Abstract

The spatially widely distributed and temporally protracted Santonian–Campanian stratigraphic records of the Sillakkudi Formation of the Ariyalur Group, Cauvery Basin, southern India represent an onland exposure of a Gilbert‐type delta. Here, we present geochemical, mineralogical, and petrographic analyses of two composite stratigraphic sections, and evaluate the climatic, tectonic, and other factors that contributed to the spatio‐emporal uniqueness of this formation. A range of low to intensive weathering, simultaneous exhumation/erosion, physical transport, and chemical weathering, prevalent at different parts of the source region and or the existence of multiple channels that drained varied source regions and hence varied lithologies at exhumation surfaces which in turn experienced seasonally varied flow conditions were interpreted. The prevalence of physical erosion during the initial stages of the deposition of the Sillakkudi Formation that progressed towards higher intensities of chemical weathering, in tune with the increase in atmospheric temperature and sea‐level rise during the later stages of the formation, is evidenced. Occurrences of positive and negative Eu anomalies and a progression from active to passive tectonic setting of samples, concomitant with change from tectonic control to relative sea‐level and the sediment influx controlled nature of deposition from Santonian–Campanian is recorded. Together, three sets of related factors namely, tectonics, increase of atmospheric temperature and sea‐level rise operated independently, and the enforced transience of transformation of the source terrain from active to passive margin, the transformation of depositional setting from fluvial to estuarine/intertidal to open marine, and shifting of principal loci of deposition from onland to offshore, are documented.
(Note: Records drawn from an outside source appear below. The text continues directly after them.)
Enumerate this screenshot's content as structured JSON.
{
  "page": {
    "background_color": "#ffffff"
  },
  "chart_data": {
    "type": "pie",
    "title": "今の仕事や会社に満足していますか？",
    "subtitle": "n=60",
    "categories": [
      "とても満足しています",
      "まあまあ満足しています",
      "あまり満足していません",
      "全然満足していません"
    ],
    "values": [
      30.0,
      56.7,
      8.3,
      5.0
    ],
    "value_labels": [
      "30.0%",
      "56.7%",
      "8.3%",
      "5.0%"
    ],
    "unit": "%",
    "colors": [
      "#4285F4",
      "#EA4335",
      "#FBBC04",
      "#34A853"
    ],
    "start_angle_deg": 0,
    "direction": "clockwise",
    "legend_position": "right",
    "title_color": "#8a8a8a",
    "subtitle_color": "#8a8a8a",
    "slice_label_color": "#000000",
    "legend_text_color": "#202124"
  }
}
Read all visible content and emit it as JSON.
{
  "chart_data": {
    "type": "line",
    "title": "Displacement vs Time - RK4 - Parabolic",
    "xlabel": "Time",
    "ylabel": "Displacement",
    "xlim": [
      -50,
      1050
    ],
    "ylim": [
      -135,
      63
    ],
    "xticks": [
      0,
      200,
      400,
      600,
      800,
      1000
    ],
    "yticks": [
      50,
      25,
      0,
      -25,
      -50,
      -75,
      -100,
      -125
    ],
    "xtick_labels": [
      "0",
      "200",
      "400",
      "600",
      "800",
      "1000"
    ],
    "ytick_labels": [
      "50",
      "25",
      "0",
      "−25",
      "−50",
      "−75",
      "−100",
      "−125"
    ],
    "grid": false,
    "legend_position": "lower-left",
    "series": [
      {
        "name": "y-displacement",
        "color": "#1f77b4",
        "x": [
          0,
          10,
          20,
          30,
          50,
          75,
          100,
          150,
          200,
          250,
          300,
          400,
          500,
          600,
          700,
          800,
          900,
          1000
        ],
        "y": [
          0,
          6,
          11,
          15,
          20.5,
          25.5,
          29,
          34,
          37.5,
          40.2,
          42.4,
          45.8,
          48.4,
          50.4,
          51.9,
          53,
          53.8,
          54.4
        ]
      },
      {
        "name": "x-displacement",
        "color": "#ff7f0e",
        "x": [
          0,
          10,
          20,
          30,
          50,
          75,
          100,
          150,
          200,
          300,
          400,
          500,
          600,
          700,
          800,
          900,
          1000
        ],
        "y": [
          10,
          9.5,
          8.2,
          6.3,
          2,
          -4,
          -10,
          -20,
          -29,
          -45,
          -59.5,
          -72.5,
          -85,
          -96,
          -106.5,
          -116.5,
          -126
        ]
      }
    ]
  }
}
The causal link between the progressive increase of sea‐level control over the depositional system during the Santonian–Campanian as recorded by this study could be due to the rise in atmospheric temperature that in turn might have been influenced by the movement of the Indian Plate from low latitudes towards the equatorial region. The second implication of the results is that the studies attempting to document tectonic setting, provenance, and weathering, with the help of geochemical discriminant diagrams, should also consider the spatial and temporal changes in the source area as well as depositional setting.